2. First call triggers specialization. The dispatcher looks at the argument types (e.g., int64, float64[:]) and either reuses an existing compiled version or builds a new specialization for that exact signature. Future calls with the same types reuse it.

3. Compilation pipeline (per specialization):

  * Typing (type inference): Numba walks your Python AST/bytecode and assigns Numba types to every value and operation. This either succeeds (pure “nopython” path) or falls back to object mode (much slower, uses Python/C API), or errors if you asked for nopython=True.

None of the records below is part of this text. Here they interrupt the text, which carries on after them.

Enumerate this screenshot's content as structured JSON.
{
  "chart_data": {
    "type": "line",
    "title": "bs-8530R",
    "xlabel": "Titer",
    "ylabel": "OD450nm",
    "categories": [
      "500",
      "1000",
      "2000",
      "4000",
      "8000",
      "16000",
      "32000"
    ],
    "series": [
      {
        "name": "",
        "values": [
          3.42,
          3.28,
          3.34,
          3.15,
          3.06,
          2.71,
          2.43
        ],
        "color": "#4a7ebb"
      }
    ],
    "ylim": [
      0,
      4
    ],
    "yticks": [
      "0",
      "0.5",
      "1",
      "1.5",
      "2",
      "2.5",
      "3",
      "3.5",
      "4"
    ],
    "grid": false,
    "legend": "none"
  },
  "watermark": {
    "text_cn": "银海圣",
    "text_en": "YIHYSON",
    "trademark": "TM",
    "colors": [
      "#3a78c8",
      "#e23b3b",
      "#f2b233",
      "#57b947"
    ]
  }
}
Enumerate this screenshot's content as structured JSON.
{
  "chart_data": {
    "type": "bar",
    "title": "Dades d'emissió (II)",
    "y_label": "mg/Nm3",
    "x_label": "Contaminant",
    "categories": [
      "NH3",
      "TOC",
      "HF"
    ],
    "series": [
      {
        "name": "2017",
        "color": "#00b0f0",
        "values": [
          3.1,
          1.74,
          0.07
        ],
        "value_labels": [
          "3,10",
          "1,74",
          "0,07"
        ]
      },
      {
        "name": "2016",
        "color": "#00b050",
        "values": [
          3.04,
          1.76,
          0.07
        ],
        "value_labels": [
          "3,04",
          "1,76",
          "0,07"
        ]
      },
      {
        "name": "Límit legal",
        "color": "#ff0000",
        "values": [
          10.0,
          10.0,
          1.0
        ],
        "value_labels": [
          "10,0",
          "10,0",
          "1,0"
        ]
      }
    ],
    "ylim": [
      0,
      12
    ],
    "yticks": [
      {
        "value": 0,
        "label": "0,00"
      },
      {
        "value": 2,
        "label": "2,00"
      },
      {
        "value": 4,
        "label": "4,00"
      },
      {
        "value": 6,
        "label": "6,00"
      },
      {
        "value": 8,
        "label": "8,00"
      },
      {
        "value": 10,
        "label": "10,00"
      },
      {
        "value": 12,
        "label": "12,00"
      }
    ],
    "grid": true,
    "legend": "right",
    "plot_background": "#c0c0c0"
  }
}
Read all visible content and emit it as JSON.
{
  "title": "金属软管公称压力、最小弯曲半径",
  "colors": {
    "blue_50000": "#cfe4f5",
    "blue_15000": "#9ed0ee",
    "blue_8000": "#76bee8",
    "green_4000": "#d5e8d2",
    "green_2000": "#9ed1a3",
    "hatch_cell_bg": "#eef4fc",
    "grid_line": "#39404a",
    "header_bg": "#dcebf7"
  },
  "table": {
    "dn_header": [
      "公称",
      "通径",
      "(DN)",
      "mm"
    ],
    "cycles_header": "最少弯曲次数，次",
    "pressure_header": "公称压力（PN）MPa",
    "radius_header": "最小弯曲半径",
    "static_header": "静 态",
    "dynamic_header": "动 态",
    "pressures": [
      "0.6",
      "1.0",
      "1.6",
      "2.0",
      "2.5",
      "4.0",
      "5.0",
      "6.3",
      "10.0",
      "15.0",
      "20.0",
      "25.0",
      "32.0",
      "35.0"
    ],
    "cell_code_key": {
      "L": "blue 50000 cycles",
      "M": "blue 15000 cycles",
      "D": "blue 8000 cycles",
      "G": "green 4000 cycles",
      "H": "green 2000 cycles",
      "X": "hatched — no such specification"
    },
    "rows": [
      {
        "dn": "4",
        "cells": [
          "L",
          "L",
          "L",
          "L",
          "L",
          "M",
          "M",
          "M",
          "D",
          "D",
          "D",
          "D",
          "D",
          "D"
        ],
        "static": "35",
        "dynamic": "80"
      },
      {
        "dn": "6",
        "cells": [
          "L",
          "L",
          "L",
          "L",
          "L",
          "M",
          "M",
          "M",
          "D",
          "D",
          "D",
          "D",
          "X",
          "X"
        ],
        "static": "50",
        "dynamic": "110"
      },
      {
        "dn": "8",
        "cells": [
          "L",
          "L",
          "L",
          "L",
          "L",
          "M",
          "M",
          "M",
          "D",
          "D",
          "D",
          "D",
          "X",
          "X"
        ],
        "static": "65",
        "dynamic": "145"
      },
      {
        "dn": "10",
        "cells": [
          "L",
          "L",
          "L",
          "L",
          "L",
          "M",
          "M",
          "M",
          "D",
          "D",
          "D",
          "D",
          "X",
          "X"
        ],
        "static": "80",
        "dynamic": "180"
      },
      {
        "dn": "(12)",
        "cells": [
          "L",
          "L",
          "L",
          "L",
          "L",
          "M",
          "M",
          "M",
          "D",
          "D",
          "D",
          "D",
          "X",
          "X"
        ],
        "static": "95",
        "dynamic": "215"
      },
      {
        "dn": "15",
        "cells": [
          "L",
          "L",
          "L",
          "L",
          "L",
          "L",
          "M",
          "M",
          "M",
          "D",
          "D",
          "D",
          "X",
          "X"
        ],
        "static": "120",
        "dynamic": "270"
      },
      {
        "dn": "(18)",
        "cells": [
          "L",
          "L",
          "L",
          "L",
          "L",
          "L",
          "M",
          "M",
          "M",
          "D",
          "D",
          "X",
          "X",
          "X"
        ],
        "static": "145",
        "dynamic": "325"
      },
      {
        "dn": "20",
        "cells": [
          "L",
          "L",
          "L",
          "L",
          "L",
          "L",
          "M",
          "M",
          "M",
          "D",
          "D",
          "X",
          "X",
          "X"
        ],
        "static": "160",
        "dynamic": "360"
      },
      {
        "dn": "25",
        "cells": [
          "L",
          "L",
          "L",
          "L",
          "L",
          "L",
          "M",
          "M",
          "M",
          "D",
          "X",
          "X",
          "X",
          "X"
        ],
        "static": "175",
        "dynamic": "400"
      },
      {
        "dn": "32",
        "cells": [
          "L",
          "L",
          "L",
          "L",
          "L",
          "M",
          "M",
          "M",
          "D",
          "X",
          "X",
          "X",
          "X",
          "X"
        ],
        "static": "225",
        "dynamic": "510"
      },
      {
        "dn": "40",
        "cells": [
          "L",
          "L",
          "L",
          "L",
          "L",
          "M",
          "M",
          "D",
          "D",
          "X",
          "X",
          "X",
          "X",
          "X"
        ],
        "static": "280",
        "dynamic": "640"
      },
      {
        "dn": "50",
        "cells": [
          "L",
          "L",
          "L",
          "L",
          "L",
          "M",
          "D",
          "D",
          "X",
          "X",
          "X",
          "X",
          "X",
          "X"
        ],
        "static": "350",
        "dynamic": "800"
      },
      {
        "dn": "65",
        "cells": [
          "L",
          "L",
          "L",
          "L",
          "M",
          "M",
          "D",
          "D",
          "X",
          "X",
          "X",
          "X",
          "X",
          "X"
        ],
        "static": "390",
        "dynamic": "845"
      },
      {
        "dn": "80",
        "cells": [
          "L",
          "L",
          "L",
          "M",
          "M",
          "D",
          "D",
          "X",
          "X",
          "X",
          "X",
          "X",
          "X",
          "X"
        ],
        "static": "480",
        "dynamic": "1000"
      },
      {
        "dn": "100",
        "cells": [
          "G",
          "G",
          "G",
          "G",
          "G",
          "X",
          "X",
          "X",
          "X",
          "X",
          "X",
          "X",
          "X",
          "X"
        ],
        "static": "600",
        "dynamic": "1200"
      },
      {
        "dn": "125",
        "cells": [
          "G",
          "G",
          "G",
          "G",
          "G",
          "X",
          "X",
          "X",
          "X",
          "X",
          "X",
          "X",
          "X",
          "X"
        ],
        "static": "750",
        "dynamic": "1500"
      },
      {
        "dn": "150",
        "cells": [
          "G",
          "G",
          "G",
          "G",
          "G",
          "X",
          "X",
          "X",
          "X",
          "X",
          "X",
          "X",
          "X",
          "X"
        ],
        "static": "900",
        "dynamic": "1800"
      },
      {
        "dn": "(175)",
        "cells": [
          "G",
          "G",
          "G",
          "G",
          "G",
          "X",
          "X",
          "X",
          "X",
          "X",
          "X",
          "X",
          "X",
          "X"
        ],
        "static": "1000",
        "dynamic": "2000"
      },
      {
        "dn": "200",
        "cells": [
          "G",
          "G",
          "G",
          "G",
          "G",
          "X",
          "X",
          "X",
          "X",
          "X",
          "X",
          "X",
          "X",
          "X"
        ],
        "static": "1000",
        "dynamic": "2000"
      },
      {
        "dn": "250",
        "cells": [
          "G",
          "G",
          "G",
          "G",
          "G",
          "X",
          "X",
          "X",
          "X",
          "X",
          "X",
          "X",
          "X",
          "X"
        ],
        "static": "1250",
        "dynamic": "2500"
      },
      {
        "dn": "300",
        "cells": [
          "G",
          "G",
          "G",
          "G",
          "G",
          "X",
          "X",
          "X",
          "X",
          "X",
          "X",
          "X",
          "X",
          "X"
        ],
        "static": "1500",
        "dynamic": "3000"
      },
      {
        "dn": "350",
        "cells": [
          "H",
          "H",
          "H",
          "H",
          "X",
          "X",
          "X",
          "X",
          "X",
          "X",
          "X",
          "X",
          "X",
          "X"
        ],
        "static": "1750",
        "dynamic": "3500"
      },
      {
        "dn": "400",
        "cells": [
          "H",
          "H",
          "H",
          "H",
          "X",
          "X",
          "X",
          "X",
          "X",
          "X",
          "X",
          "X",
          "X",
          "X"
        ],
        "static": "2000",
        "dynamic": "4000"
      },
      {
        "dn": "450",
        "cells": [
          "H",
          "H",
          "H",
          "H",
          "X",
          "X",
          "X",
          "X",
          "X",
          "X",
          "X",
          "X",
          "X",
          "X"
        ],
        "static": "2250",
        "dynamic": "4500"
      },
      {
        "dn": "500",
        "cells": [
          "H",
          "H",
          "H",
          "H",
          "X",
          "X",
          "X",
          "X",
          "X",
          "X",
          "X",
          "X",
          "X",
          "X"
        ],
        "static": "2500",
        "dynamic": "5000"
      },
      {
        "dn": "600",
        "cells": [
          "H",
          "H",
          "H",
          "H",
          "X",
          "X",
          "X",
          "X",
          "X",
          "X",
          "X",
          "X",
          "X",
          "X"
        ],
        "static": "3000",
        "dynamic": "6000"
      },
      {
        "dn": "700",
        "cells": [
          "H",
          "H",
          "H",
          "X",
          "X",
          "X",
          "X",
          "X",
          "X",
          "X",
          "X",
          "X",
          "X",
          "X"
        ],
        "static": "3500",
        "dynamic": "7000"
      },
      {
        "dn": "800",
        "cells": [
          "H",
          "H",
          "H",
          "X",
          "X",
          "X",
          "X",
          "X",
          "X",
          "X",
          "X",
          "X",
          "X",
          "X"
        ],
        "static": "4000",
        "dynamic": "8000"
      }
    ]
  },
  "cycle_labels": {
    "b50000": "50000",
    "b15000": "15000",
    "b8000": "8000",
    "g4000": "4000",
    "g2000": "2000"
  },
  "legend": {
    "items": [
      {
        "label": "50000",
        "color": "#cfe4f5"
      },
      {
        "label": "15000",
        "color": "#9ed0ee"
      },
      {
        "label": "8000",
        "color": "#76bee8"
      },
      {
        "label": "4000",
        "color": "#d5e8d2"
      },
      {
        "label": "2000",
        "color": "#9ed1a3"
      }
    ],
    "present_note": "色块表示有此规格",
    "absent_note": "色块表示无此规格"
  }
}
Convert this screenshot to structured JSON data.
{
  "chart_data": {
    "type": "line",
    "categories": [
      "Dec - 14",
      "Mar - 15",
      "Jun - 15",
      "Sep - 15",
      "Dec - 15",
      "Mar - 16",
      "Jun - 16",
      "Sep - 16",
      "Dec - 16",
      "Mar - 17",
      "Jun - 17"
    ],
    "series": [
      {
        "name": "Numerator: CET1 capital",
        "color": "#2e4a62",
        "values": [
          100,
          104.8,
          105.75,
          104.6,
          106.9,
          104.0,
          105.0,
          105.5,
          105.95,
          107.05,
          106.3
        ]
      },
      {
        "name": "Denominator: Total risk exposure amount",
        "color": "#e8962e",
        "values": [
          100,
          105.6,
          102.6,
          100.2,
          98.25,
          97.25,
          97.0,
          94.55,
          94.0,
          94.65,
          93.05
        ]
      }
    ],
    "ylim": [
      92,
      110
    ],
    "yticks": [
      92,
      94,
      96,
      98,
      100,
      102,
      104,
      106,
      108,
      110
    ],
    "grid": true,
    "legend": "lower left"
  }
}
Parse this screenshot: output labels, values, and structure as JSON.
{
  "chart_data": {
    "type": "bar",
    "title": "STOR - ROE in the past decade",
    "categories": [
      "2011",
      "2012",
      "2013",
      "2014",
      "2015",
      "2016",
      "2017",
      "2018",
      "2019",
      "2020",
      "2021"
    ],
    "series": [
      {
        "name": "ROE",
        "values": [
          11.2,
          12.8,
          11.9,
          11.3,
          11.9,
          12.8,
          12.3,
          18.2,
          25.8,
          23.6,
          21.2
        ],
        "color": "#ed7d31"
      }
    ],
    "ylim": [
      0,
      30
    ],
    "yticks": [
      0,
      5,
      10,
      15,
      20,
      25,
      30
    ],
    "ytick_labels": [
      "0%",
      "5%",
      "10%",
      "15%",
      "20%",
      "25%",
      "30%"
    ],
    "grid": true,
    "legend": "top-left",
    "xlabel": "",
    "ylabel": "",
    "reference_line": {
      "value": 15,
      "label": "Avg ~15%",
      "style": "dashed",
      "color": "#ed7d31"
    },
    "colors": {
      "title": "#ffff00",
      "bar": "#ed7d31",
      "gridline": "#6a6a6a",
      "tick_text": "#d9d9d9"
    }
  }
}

  * Lowering to IR and LLVM: The typed IR is lowered to LLVM IR via llvmlite; then LLVM optimizes and emits machine code.
  numba.readthedocs.io

  * Boxing/unboxing boundaries: Values are converted to/from Python objects only at the call boundary (entering/exiting compiled code). In strict nopython, these conversions are minimized/avoided; in object mode they;re everywhere.


4. Execution & caching:

  * The compiled machine code is stored in-memory on the dispatcher keyed by signature.

  * If you pass cache=True, Numba also keeps a disk cache (e.g., under __pycache__) so a new Python process can skip recompilation for the same function/signature/options. (Not every function is cacheable.)